Ist Cardizem für alle gleich gut geeignet?
Nein. Entscheidend sind Herzleitung, Blutdruck, Alter, Leberfunktion, mögliche Kontraindikationen und die übrige Medikation. Besonders bei Leitungsstörungen oder wenn bereits eine niedrige Herzfrequenz vorliegt, muss sorgfältig geprüft werden.

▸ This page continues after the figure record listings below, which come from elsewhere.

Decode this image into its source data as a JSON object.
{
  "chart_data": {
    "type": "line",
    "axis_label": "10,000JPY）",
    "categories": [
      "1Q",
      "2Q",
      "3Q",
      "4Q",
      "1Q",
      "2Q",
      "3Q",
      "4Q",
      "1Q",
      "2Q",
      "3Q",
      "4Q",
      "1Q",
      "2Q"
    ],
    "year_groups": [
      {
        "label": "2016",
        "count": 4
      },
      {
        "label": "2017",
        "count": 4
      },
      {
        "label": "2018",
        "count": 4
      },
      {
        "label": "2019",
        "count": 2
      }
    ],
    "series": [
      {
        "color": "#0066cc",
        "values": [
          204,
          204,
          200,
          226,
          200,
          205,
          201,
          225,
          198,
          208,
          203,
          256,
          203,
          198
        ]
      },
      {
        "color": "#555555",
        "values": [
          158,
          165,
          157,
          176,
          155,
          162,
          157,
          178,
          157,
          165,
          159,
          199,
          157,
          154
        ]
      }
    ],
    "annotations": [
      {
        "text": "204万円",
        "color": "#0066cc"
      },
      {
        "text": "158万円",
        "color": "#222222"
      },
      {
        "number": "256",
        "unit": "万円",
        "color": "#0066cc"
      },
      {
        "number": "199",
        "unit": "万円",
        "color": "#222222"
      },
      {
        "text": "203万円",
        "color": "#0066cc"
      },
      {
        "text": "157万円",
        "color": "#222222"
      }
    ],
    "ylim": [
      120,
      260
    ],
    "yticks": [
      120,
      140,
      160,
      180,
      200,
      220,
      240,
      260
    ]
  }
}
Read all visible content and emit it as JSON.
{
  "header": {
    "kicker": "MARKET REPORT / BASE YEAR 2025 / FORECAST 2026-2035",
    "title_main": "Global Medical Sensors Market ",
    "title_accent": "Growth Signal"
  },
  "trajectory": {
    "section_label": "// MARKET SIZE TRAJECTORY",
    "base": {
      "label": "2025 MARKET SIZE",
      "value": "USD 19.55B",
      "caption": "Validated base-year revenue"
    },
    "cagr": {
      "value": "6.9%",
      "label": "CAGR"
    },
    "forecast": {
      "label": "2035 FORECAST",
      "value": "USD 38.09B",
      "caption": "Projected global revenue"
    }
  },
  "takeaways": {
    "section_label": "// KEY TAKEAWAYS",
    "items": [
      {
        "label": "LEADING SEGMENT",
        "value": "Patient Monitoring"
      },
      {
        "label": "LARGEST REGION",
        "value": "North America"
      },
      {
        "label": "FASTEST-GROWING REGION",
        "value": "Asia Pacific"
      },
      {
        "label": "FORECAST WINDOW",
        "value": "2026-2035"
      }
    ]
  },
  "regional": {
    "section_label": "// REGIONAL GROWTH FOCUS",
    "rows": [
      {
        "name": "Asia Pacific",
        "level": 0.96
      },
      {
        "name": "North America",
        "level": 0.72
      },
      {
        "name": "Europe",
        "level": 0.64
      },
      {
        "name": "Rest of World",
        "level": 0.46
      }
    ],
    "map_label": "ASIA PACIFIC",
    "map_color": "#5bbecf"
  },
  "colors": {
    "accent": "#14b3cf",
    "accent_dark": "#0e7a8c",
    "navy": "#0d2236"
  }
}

Gibt es pflanzliche Alternativen?
Es gibt pflanzliche Mittel, die teils in Internetinformationen für Herz-Kreislauf-Themen beworben werden. Für eine sichere und wirksame Behandlung von Angina pectoris oder Herzrhythmusstörungen sind jedoch in der Regel Medikamente mit nachgewiesener Wirksamkeit erforderlich. Pflanzliche Mittel können zudem Wechselwirkungen haben – sprechen Sie daher vorher mit Ihrer Apotheke oder Ärztin/Ihrem Arzt.
Zusammenfassung
Cardizem (Diltiazem) ist ein Calciumkanalblocker, der vor allem über eine Verlangsamung der Herzüberleitung und eine Entlastung des Herzens wirkt. Das kann bei Angina pectoris und bei ausgewählten Herzrhythmusstörungen eine wichtige Rolle spielen. Achten Sie im Alltag besonders auf regelmäßige Einnahme, mögliche Nebenwirkungen (insbesondere Schwindel, langsamer Puls, Blutdruckabfall) sowie auf Wechselwirkungen – inklusive Alkohol und weiterer Medikamente.
Bei Fragen oder Unsicherheiten (z. B. zu Ihrer Dosis, Nebenwirkungen oder Kombinationsmedikationen) wenden Sie sich bitte an Ihre Ärztin/Ihren Arzt oder Ihre Apotheke.